LAUSR

In neonates, hyperoxia causes lung injury characterized by impaired vascularization and alveolarization. These are the hallmarks of bronchopulmonary dysplasia (BPD), a chronic lung disease in premature infants with long-term sequelae. The pulmonary vascular bed is essential for alveolar formation during late stages of lung development. Although endothelial cells (ECs) rely mainly on glycolysis for bioenergetics, they have metabolic flexibility to maintain cell function under stress. It is unknown whether hyperoxia alters EC metabolism and what are the consequences on lung injury and repair. We hypothesize that hyperoxia causes metabolic reprogramming leading to EC dysfunction and lung injury in neonatal mice.
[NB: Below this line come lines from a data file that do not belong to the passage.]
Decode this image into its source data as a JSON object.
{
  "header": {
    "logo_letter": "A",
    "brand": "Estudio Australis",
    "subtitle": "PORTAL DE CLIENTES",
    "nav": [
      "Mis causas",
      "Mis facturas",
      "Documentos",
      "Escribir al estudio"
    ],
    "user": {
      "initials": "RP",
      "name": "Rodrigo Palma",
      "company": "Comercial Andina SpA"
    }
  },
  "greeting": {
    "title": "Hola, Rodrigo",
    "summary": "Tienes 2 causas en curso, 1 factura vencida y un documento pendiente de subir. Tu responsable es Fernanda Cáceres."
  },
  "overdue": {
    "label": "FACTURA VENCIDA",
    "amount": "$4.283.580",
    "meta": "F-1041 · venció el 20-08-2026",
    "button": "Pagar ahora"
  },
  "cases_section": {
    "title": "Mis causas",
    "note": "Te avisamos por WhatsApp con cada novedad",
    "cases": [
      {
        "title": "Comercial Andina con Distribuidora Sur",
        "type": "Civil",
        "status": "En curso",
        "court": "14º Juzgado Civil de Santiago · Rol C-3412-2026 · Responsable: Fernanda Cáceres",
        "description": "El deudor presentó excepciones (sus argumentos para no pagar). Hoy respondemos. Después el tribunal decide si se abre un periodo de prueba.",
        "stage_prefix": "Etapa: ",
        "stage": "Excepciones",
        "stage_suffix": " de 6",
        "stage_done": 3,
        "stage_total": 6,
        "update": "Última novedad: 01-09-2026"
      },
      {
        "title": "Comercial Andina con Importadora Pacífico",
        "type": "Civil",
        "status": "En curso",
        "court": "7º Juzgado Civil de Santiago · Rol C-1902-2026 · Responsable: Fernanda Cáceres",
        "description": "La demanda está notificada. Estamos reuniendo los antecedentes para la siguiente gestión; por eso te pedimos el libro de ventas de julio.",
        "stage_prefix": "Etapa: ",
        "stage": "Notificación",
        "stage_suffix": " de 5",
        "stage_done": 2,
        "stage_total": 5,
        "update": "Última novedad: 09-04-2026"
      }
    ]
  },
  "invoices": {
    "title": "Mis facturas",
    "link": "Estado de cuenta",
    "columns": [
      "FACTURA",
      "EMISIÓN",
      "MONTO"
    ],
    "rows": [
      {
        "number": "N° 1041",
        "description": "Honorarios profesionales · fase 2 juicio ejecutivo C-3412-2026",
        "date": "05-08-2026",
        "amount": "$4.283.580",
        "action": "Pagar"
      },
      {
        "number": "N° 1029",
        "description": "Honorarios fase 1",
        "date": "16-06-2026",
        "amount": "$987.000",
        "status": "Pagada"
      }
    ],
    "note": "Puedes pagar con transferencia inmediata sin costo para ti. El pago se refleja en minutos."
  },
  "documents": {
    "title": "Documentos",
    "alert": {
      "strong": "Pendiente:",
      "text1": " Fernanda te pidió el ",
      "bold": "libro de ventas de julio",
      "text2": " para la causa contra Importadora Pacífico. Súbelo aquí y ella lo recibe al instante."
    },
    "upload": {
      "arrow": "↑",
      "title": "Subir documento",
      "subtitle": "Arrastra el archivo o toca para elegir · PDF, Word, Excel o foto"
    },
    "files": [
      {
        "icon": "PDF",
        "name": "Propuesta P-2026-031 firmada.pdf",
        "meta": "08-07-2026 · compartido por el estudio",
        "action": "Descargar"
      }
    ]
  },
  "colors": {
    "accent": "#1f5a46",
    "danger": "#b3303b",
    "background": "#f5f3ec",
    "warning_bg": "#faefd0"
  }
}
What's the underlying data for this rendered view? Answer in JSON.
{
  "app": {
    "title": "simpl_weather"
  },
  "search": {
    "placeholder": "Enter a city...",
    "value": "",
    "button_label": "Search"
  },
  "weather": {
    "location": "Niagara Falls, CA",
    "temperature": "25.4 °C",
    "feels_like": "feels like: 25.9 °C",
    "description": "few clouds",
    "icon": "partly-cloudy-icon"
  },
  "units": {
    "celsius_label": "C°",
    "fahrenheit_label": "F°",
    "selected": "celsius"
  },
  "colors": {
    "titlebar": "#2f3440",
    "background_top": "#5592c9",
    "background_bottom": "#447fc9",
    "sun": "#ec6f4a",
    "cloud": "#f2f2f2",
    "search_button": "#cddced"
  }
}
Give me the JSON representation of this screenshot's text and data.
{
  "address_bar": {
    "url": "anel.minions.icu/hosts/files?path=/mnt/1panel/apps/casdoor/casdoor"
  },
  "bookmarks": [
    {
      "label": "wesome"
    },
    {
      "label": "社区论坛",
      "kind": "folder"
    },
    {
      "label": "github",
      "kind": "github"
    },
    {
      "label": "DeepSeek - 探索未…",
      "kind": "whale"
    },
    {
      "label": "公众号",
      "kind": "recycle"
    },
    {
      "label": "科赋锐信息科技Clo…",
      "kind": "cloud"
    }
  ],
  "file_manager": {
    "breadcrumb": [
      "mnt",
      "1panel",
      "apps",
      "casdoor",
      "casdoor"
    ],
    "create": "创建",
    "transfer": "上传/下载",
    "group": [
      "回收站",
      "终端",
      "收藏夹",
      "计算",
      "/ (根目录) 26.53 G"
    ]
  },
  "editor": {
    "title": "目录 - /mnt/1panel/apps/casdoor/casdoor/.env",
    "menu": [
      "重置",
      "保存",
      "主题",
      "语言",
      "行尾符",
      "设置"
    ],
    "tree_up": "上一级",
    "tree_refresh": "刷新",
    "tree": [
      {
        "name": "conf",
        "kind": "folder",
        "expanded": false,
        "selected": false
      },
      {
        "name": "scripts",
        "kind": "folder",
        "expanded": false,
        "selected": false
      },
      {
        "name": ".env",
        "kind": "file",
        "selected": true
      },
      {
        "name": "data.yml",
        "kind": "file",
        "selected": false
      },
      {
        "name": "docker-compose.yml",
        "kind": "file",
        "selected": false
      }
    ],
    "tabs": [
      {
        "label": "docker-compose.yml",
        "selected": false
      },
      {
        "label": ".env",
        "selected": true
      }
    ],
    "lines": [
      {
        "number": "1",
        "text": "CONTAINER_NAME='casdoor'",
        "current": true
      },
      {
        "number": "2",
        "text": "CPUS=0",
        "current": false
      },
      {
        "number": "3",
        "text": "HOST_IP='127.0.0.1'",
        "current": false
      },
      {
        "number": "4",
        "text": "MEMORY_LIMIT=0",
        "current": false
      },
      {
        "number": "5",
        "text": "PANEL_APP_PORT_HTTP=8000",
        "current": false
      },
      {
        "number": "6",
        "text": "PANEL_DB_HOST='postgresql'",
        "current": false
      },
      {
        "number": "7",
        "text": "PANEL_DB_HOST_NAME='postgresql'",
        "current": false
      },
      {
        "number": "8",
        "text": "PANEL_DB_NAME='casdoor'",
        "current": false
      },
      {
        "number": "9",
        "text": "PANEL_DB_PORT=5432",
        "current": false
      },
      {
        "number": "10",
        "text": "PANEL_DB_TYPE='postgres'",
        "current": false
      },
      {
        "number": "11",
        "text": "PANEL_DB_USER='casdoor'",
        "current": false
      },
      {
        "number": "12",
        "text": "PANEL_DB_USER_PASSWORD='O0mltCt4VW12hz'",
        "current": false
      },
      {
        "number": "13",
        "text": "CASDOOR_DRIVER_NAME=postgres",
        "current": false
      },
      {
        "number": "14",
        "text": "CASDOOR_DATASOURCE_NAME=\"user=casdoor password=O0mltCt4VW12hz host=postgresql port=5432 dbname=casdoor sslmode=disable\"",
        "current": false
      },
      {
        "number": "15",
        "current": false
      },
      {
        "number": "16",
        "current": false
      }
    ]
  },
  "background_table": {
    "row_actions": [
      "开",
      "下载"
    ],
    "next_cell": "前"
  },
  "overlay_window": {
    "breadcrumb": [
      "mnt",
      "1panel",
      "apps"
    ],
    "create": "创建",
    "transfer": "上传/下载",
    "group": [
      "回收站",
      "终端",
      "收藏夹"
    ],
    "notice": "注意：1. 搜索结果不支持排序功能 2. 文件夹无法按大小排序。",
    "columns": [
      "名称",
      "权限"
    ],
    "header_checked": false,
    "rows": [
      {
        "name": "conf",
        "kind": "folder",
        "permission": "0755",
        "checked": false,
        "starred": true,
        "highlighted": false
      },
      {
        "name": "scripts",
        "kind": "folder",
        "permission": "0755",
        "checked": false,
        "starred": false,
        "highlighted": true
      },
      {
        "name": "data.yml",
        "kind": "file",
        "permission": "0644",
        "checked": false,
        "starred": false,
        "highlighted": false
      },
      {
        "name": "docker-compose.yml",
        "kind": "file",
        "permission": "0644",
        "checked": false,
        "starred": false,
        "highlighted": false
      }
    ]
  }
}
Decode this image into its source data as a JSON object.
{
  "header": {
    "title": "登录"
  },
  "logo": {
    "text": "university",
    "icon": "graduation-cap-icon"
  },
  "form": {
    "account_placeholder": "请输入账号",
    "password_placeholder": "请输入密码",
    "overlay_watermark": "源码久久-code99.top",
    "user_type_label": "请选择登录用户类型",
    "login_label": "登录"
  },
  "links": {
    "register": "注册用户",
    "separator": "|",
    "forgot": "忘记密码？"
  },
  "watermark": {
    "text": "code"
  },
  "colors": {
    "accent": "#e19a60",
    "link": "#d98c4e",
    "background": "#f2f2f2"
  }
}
We exposed mouse fetal lung EC line and primary lung microvascular ECs from neonatal mice to air (21% O2/5% CO2) and hyperoxia (95% O2/5% CO2). Some cultures were placed in air for 24 h post exposure (air recovery). Hyperoxia reduced mitochondrial respiration in lung ECs as determined by the Seahorse XF24 Analyzer. Interestingly, hyperoxia specifically increased fatty acid oxidation (FAO), which was reduced when lung ECs were recovered in air after hyperoxia. This was associated with increased apoptosis in hyperoxia followed by air recovery. Enhancing FAO by L-carnitine (0.5 mM) reduced whereas inhibiting long-chain FA entry into mitochondria by a carnitine palmitoyltransferase 1 inhibitor (etomoxir, 100 μM) augmented hyperoxia-induced apoptosis. Furthermore, etomoxir (30 mg/kg) aggravated hyperoxia-induced simplification of the alveoli in neonatal mice, which was attenuated by L-carnitine (300 mg/kg). In conclusion, hyperoxia has long-term effects on FAO, which may affect lung EC survival and could lead to impaired vascularization and alveolarization in neonatal lungs. Targeting FAO could be a potential therapeutic approach to ameliorate lung injury in BPD.